Thank you Olivier :)
On Thu, 2008-01-31 at 20:12 +0100, Olivier Robert wrote:
Hi,
- "How can I determine what the user responds, is there errorlevels
or anything like that?"
You can check for the exit status of the xmessage command
- "What is the reason for doing ' > /dev/null 2>&1'"
It redirects any standard out and standard error to oblivion
Let's say you have a vnc session on port 5902. You want a script that checks if there's a session and display a message to the user. And you want to know if the user read the message. Here's what you could do. (you'll have to adapt and add a loop in there if you have several vnc sessions)
Edit the linux user's ~/.vnc/xstartup and add an "xhost +" in it.

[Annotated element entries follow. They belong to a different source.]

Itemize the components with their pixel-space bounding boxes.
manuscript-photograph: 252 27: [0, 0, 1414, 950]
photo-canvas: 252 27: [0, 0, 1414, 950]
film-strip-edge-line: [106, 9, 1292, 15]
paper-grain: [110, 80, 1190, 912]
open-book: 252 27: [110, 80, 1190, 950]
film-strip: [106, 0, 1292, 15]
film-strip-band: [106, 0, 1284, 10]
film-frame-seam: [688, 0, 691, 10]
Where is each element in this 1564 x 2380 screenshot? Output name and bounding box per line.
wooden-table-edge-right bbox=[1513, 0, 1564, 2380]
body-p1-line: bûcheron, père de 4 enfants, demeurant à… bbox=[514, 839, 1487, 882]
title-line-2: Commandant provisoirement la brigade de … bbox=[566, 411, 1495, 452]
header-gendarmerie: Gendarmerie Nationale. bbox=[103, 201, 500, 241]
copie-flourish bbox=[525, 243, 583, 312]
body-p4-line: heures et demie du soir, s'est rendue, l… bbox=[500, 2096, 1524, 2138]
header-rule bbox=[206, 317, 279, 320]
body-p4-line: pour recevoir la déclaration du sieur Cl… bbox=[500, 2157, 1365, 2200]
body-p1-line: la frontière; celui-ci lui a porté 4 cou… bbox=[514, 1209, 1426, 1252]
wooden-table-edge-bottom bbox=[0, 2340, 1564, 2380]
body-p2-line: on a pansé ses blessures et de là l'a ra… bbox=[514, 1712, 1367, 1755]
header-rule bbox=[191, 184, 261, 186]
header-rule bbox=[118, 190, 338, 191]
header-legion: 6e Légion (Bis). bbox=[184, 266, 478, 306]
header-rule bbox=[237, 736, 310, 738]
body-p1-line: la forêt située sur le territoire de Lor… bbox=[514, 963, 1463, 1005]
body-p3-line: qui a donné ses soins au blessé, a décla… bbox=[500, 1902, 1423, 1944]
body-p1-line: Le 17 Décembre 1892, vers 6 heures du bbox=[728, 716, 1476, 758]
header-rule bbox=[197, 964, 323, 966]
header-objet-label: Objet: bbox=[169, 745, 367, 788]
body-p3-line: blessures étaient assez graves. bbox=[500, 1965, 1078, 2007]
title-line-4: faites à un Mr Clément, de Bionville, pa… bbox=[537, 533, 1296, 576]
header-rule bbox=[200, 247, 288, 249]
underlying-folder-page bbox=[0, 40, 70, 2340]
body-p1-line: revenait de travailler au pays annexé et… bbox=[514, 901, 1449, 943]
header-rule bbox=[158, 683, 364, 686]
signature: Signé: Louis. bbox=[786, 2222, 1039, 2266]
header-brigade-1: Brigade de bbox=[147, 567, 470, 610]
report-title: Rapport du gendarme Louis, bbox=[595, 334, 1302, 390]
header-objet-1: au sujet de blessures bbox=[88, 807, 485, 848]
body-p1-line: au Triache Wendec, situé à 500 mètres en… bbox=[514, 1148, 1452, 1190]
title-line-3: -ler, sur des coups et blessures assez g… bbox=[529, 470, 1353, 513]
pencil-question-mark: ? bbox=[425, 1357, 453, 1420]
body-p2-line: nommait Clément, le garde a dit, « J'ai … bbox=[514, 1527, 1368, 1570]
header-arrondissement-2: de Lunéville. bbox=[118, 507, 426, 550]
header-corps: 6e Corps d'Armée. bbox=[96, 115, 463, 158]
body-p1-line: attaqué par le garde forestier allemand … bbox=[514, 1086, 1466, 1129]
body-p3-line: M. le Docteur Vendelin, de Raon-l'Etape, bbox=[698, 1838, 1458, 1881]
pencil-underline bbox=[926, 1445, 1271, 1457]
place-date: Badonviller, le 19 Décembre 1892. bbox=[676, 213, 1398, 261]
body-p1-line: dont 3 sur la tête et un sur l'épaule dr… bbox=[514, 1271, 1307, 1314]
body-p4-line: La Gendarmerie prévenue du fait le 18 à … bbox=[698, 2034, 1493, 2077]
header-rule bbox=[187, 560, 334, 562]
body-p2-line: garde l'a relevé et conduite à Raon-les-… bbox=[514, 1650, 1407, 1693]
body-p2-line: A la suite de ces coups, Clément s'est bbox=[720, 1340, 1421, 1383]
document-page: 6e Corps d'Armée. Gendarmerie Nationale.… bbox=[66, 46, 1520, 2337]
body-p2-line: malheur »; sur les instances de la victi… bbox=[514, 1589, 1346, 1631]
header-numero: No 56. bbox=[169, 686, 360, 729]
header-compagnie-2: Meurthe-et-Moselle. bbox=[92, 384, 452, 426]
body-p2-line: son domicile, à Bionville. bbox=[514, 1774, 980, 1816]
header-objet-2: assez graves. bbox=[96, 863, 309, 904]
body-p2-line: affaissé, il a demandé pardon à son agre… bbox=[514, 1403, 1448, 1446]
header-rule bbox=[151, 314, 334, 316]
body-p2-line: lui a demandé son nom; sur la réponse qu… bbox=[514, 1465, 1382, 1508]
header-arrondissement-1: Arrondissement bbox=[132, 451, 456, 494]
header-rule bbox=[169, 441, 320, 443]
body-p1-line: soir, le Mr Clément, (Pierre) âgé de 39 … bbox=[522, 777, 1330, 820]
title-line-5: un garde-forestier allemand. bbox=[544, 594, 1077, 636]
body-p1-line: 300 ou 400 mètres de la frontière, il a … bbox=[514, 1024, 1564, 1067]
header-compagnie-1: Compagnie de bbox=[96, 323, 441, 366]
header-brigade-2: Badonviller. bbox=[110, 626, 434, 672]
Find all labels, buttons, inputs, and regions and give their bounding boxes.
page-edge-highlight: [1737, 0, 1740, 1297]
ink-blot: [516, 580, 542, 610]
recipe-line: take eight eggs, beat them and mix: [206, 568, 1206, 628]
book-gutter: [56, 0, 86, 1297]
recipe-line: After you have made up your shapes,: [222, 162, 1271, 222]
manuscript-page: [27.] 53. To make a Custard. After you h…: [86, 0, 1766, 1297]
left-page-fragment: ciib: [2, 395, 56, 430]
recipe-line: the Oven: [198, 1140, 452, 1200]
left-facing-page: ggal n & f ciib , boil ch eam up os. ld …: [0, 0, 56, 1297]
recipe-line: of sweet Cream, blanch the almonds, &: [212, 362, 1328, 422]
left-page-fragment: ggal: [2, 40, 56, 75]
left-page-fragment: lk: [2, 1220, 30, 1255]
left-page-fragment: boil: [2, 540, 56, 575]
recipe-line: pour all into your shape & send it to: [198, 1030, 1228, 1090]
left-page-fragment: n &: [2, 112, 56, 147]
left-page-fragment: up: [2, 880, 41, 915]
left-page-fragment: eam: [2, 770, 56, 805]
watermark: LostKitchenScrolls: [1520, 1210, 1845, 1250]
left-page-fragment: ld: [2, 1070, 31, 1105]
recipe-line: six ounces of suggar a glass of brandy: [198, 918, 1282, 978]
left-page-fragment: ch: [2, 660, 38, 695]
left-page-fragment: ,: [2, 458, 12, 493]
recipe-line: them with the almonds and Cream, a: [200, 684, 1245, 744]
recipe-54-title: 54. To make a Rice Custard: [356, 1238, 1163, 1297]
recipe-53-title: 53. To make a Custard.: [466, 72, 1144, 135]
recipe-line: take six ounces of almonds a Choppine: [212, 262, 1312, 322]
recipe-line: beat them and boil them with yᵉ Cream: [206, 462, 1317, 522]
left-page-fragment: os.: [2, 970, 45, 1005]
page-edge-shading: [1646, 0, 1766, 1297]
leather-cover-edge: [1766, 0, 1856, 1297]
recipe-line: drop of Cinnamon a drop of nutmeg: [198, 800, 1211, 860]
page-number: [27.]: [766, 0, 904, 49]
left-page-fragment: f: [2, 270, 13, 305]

Otherwise you will not be able to display the message.
Use a script similar to this one: (of course, you will adapt and enhance)
#!/usr/bin/env bash
netstat -tape | grep ESTABLISHED | grep Xvnc | awk '{print $4}' | awk -F ":" '{print $2}' > log-ports
for user in `cat log-ports` do case $user in 5902) export DISPLAY=:2.0; xmessage -buttons "I understand":10 -center -timeout 60 -file testmsg > /dev/null 2>&1 [ $? -eq 10 ] \ && echo "$user acknowledged!" \ || echo "No answer from $user!" ;; esac
done
The user connected to 5902 will get a windowed message with a "I understand" button. If he clicks on it, you'll know. If he doesn't, it'll time out after 60 seconds and return an exit status of 0 (zero): you'll know too .
Hope it helps, Olivier
Thank you very much, I learned so much from your answer so that I will be busy programming scripts for a long time.